それは、朝顔だけでなく、人間だって同じなのでしょう。同級のOくんは、跳び抜けて大きな小学生でした。血色も好いし、朗らかだし理想的な健康優良児でした。それに比べて、肺炎病みで、死線を何度も超えてきた自分は、ずいぶん貧相なやせっぽちでした。父が必死になって、バターとか肉とかケーキとか果物を食べさせてくれたのに、申し訳ないことに、大きくなりませんでした。
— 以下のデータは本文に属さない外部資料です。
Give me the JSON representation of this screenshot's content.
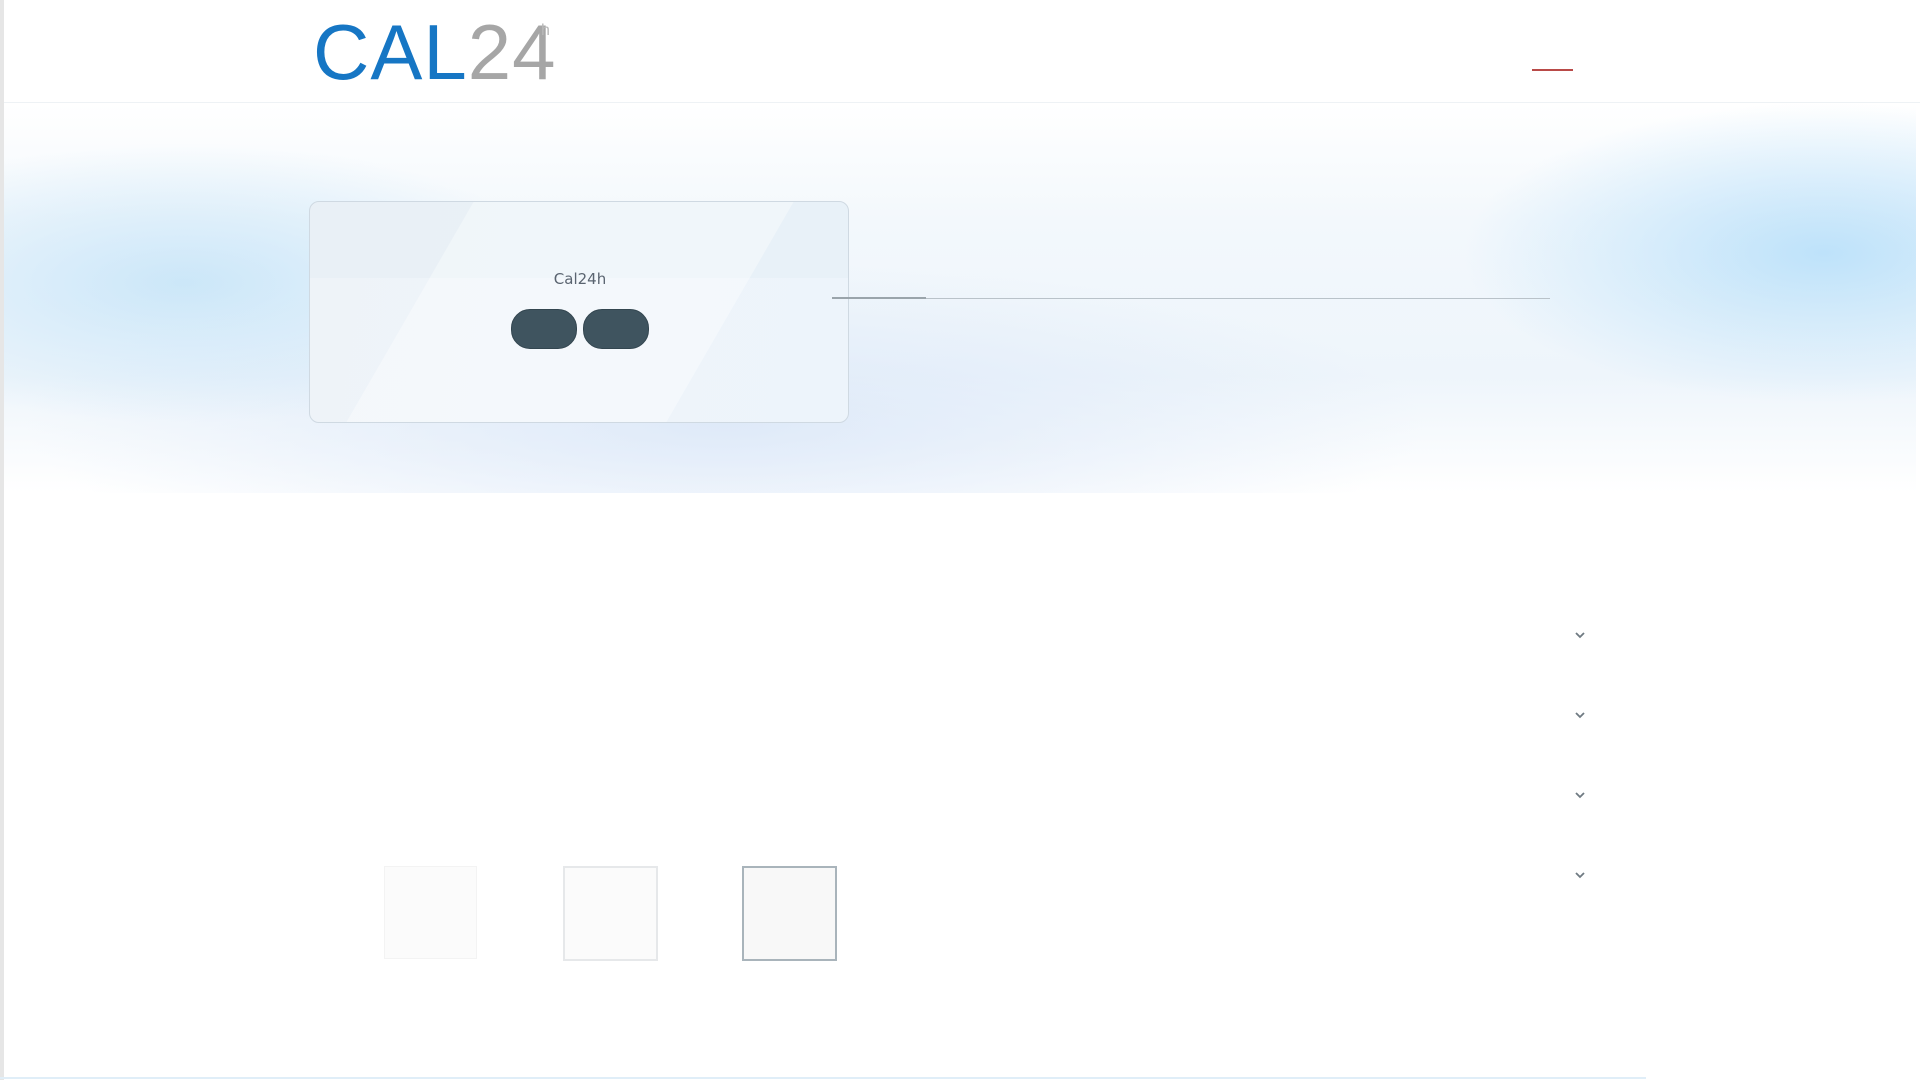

中学は、私立の学校で、裕福な家庭の子たち来ていましたから、多くの子は、戦後の食糧不足の中を、恵まれて育って大きく、それに比べて、自分は背の高さ順に並ばさせられると、前から三、四番目でした。産婦人科医の息子は、おじさんの様で、すでに発毛していました。ところがバスケットボールを、父に断って始めたら、背が伸びて、中学卒業時には、173cmにもなっていました。同世代ではマアマアの背の高さになったのです。背の高さだけは挽回することができました。
高校に入った頃には、喧嘩で、かなり大男を、ノックダウンさせるほど強くなっていました。その喧嘩相手が、N大の応援団の幹部候補生になっていて、仲間の団員に話した話が、自分の通った学校の同級生に伝わって、『準、お前は喧嘩が強いんだってな!』と評判になってしまったのです。喧嘩の強さなんか自慢になんかなりませんから、恥ずかしかったのを覚えています。
この国の法廷の様子を撮った写真に、被告を両方で裁判所の警官が囲んでるものがあって、見たことがあります。高身長で体格の良い被告には、その人よりも頭一つ高い警官が、決まって両方についているのです。決して被告が優秀さを誇れない様にしているんだなあ、と感心しているのです。でも、もう5cm高かったらと、自分は願ったこともありましたが、『人の価値は、体格や能力にあるのではなく、「存在」そのものに価値がある!』と教えられたのを、思い出します。